To boost its prospects, Sotheby's has produced a handsome, 112-page full-colour catalogue. It includes an informative essay on Toronto's Painters Eleven (alongside Bush and Town, the selling exhibition includes works by Oscar Cahén and Hortense Gordon) and Quebec's Automatistes and Plasticiens, written by Roald Nasgaard, author of Abstract Painting in Canada and curator of the acclaimed touring show, The Automatiste Revolution: Montreal 1941-1960. Sotheby's is also buttressing the "exhibition" side of the selling exhibition by including loans of paintings by Molinari, Bush contemporary Kazuo Nakamura, and Riopelle associates Paul Émile Borduas and Rita Letendre.
Explains Buck, "We wanted to give the show a little more depth where we felt it was lacking." The Borduas, Tendresse des gris, from 1955, was, in fact, painted in New York, and its loan by a London collector is believed to be its first-ever public showing.

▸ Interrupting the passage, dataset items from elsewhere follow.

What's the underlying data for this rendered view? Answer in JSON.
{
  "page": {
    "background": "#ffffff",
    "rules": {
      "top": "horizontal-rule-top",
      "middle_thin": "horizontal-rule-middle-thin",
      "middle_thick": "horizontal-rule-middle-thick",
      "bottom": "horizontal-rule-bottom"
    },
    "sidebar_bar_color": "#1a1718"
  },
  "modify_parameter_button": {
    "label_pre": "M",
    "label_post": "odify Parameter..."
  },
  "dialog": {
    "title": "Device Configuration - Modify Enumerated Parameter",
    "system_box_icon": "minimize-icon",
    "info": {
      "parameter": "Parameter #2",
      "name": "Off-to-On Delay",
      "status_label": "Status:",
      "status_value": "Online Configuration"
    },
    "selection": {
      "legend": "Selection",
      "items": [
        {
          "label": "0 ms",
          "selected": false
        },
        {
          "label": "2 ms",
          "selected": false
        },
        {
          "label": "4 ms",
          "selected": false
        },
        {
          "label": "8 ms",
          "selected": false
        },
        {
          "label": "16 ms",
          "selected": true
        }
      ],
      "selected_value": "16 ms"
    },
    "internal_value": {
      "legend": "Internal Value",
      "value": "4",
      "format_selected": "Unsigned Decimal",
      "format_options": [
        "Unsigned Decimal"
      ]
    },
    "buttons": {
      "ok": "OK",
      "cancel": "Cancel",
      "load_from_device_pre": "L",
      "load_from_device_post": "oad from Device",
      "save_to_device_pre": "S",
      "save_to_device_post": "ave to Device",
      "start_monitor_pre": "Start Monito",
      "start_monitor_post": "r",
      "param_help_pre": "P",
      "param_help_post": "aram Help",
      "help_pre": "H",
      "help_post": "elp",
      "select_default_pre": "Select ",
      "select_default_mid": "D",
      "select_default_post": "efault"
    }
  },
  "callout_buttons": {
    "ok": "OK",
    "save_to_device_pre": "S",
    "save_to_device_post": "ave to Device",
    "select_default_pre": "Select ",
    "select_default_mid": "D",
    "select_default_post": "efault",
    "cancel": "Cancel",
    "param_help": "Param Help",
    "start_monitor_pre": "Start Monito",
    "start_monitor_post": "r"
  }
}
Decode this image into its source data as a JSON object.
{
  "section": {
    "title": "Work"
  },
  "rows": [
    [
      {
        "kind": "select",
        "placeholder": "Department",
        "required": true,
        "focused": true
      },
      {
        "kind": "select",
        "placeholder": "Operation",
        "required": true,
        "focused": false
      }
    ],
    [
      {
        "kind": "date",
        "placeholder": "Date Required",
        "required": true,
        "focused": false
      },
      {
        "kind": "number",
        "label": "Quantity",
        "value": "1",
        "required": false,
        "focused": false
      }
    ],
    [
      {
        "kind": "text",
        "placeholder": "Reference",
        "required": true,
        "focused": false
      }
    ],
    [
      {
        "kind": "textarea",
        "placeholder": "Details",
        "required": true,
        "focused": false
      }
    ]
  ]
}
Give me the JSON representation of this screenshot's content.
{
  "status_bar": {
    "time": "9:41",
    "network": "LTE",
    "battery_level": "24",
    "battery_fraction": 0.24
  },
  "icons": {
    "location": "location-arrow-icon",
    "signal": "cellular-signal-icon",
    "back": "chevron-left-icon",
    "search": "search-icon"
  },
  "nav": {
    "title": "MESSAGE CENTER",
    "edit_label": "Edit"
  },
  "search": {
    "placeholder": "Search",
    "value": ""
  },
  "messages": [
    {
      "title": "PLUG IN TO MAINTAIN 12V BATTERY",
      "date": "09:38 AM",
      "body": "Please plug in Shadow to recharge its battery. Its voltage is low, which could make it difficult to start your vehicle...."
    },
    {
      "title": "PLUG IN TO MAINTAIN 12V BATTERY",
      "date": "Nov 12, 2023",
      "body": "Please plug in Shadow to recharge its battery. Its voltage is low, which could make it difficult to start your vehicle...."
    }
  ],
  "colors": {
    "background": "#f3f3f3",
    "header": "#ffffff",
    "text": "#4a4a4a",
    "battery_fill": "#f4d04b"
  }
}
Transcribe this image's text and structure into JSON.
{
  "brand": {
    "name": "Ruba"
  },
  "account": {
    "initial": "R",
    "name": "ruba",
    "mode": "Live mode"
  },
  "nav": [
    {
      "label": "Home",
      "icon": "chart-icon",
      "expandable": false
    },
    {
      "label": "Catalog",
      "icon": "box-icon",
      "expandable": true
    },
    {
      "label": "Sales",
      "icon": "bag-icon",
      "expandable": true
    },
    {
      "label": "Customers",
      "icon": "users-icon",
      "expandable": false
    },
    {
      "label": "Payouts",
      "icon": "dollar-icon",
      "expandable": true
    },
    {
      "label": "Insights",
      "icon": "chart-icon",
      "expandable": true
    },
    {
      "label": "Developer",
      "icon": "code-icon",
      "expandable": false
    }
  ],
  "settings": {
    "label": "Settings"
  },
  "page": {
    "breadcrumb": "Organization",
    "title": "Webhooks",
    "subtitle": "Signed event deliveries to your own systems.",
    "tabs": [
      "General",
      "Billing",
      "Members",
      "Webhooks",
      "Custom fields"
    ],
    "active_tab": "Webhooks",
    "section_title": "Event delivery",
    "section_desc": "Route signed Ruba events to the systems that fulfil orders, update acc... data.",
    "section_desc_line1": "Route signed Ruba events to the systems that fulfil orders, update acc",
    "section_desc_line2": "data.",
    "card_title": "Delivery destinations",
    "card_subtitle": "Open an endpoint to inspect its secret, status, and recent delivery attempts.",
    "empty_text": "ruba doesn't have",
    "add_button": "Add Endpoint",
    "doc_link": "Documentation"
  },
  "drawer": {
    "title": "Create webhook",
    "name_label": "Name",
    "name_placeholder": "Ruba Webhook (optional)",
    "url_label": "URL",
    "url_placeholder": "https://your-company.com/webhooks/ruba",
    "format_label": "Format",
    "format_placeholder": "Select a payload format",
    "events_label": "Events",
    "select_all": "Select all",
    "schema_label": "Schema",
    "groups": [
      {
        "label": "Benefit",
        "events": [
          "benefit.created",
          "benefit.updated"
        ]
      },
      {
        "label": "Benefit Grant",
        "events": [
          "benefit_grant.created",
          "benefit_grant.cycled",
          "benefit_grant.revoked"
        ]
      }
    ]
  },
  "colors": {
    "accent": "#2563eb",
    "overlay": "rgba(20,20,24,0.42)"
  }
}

Canadian art circles are understandably abuzz at Sotheby's chutzpah. Dare to struggle! Dare to win! If it's successful – and success may, in certain quarters, could be measured by the sale of as few as four or five works, provided they're sufficiently big-ticket – some will hail it as the Great Leap Forward for Canadian art. If the gambit fails? How about the Great Big Fail?